If you see smoke drifting up near Applegate Lake this evening, you may want to hold off calling 9-1-1 until you check it out.

If you see smoke drifting up near Applegate Lake this evening, you may want to hold off calling 9-1-1 until you check it out.

Chances are it will be a five-acre prescribed burn in a meadow within the Siskiyou Mountains Ranger District of the Rogue River-Siskiyou National Forest.

The burn, located less than a half-mile from Applegate Lake, marks the beginning of the annual fall burning season on the forest and on the U.S. Bureau of Land Management's Medford District in Jackson and Josephine counties.

The practice includes burning hand-piled debris from forest thinning and controlled underburning to reduce vegetation growing around trees, as well as burning meadows and other areas to remove invasive weeds.

However, with fire danger remaining at the high level, burning is contingent on weather conditions and is monitored by fire suppression crews, officials stress.

With fire season restrictions still in effect, all burning on private land, including using burn barrels or pile burning, is prohibited. Fire season usually ends in mid-October in Jackson and Josephine counties.

The National Weather Service calls for largely rainy weather with cooling temperatures to begin late tonight and continue through Friday across the two counties. Rain is expected to resume Sunday and continue into next week.

No burning is yet scheduled on the BLM district, which is generally on lower elevation lands, said Tom Murphy, the district fire officer.

"It's too dry for us at this point," he said, noting there will be prescribed burns on the district this fall.
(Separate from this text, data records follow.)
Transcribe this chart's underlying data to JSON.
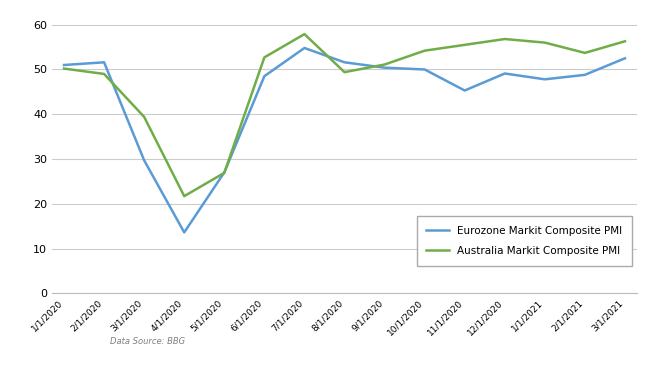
{
  "x_labels": [
    "1/1/2020",
    "2/1/2020",
    "3/1/2020",
    "4/1/2020",
    "5/1/2020",
    "6/1/2020",
    "7/1/2020",
    "8/1/2020",
    "9/1/2020",
    "10/1/2020",
    "11/1/2020",
    "12/1/2020",
    "1/1/2021",
    "2/1/2021",
    "3/1/2021"
  ],
  "eurozone": [
    51.0,
    51.6,
    29.7,
    13.6,
    27.0,
    48.5,
    54.8,
    51.6,
    50.4,
    50.0,
    45.3,
    49.1,
    47.8,
    48.8,
    52.5
  ],
  "australia": [
    50.2,
    49.0,
    39.4,
    21.7,
    26.9,
    52.7,
    57.9,
    49.4,
    51.1,
    54.2,
    55.5,
    56.8,
    56.0,
    53.7,
    56.3
  ],
  "eurozone_color": "#5B9BD5",
  "australia_color": "#70AD47",
  "legend_eurozone": "Eurozone Markit Composite PMI",
  "legend_australia": "Australia Markit Composite PMI",
  "yticks": [
    0,
    10,
    20,
    30,
    40,
    50,
    60
  ],
  "ylim": [
    0,
    63
  ],
  "source_text": "Data Source: BBG",
  "bg_color": "#FFFFFF",
  "grid_color": "#CCCCCC",
  "line_width": 1.8
}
"You've got to have enough rain to penetrate the canopy, then a couple of days of drying for us to burn," he said. "It's a narrow window."

The prescribed burning near Applegate Lake is on the Upper Kanaka Gulch meadow.

"This low-intensity prescribed fire will enhance native grass and forb species and restore and maintain winter habitat for animals such as deer," explained district biologist Barbara Mumblo.

Burning the meadow is intended to kill non-native grasses such as medusa head, she said, noting that after the meadow is burned, it will be reseeded with native grasses.

A light burn that is expected in the meadow may also rejuvenate buck brush for better deer forage, she added.

The prescribed burn is expected to begin in early evening, providing weather conditions and fuel moisture are favorable for a "light" burn of the meadow, she said.

The public is asked to avoid the area when the burning occurs.

Prescribed burning is allowed only on days when conditions will let the fire burn safely while blowing smoke away from populated areas. To protect air quality during the burning periods, the land management agencies work with the Oregon Department of Environmental Quality, the National Weather Service and the Oregon Department of Forestry.